Nowadays as I get older and am rather on the — to put it delicately, and you better had — heavy side I can find getting up from the (ludicrously) low furniture that people have today rather difficult. At my heaviest I had to slide forward in the seat, rest a hand on the arm of the settee (and God forbid that the settee didn't even have arms), and pushing myself forward with the hand, roll on to my feet and immediately try to stand up from the resulting semi-crouching position before I rolled too far and tumbled forwards, with the option of pivoting sideways and letting my weight rest temporarily on the arm in contact with the settee if something did in fact go wrong.

There. Have you guessed yet? I tried to hide it with the use of the word "roll", but you could as easily have used the word "rock" there, and of course I'd simply rediscovered the natural principle of rotating forwards to more easily power upwards, only with everything taken to absurd lengths to cope with my weight.

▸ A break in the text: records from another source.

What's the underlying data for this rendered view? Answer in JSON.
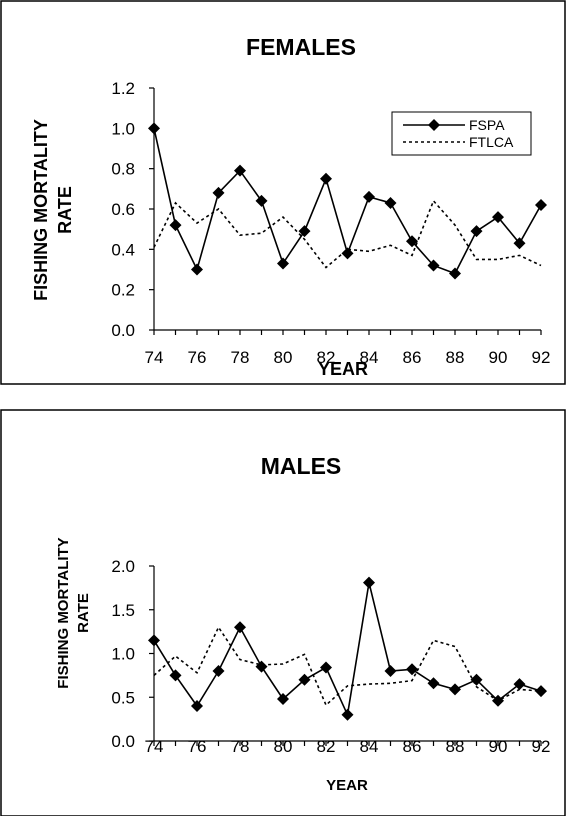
{
  "chart_data": [
    {
      "type": "line",
      "title": "FEMALES",
      "xlabel": "YEAR",
      "ylabel_line1": "FISHING MORTALITY",
      "ylabel_line2": "RATE",
      "x": [
        74,
        75,
        76,
        77,
        78,
        79,
        80,
        81,
        82,
        83,
        84,
        85,
        86,
        87,
        88,
        89,
        90,
        91,
        92
      ],
      "xticks": [
        "74",
        "76",
        "78",
        "80",
        "82",
        "84",
        "86",
        "88",
        "90",
        "92"
      ],
      "yticks": [
        "0.0",
        "0.2",
        "0.4",
        "0.6",
        "0.8",
        "1.0",
        "1.2"
      ],
      "xlim": [
        74,
        92
      ],
      "ylim": [
        0,
        1.2
      ],
      "legend_position": "top-right",
      "series": [
        {
          "name": "FSPA",
          "style": "solid-diamond",
          "values": [
            1.0,
            0.52,
            0.3,
            0.68,
            0.79,
            0.64,
            0.33,
            0.49,
            0.75,
            0.38,
            0.66,
            0.63,
            0.44,
            0.32,
            0.28,
            0.49,
            0.56,
            0.43,
            0.62
          ]
        },
        {
          "name": "FTLCA",
          "style": "dotted",
          "values": [
            0.41,
            0.63,
            0.53,
            0.6,
            0.47,
            0.48,
            0.56,
            0.45,
            0.31,
            0.4,
            0.39,
            0.42,
            0.37,
            0.64,
            0.52,
            0.35,
            0.35,
            0.37,
            0.32
          ]
        }
      ]
    },
    {
      "type": "line",
      "title": "MALES",
      "xlabel": "YEAR",
      "ylabel_line1": "FISHING MORTALITY",
      "ylabel_line2": "RATE",
      "x": [
        74,
        75,
        76,
        77,
        78,
        79,
        80,
        81,
        82,
        83,
        84,
        85,
        86,
        87,
        88,
        89,
        90,
        91,
        92
      ],
      "xticks": [
        "74",
        "76",
        "78",
        "80",
        "82",
        "84",
        "86",
        "88",
        "90",
        "92"
      ],
      "yticks": [
        "0.0",
        "0.5",
        "1.0",
        "1.5",
        "2.0"
      ],
      "xlim": [
        74,
        92
      ],
      "ylim": [
        0,
        2.0
      ],
      "series": [
        {
          "name": "FSPA",
          "style": "solid-diamond",
          "values": [
            1.15,
            0.75,
            0.4,
            0.8,
            1.3,
            0.85,
            0.48,
            0.7,
            0.84,
            0.3,
            1.81,
            0.8,
            0.82,
            0.66,
            0.59,
            0.7,
            0.46,
            0.65,
            0.57
          ]
        },
        {
          "name": "FTLCA",
          "style": "dotted",
          "values": [
            0.75,
            0.97,
            0.78,
            1.3,
            0.93,
            0.87,
            0.88,
            0.99,
            0.41,
            0.63,
            0.65,
            0.66,
            0.69,
            1.15,
            1.08,
            0.62,
            0.46,
            0.59,
            0.57
          ]
        }
      ]
    }
  ]
}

The rocking chair is the old-tech (and completely ingenious) solution to the common problem of decreased mobility with age. They tended to be rather high affairs, which is a good thing for older people (perhaps I should parse today's taste for low-slung living-room furniture according to signalling theory, and conclude that it's driven by our society's obsession with youth), and when you need to get up you can gently push yourself slightly forward in the seat, which will have the effect of making it rotate forward a little without you having to actually force a rocking motion out of it, and then as you lean forward to stand up it will rotate forward slightly more, delivering you hopefully reasonably safely to your feet.

The technique is similar for sitting down. Here you need to be careful when positioning your hands so that you can press them downward to take your weight without initiating a violent movement of the chair either forwards or backwards. Care is also necessary with the initial aim of your behind: don't land either so far forward in the seat that the chair rocks forwards as you sit, potentially depositing you in a heap on the floor, or so far back that you fall backwards into the chair and then continue to roll, causing a nasty jar to the lower back (and conceivably, if you were very heavy, even rolling the centre of gravity beyond the rear end of the rockers and breaking your neck, though I'm not sure how possible that really is). Then, when you're down and still, you can gently shuffle backwards in the chair until you're peachy.

After a little bit of practice you do get used to sitting down in and getting up from a rocking chair, you just need to pay attention when you do it.

And so granny was right. The point of a rocking chair is to sit, quietly and safely, enjoying whatever it is you are doing, and to rock precisely twice per sitting: once when you sit down, and once again when you get up.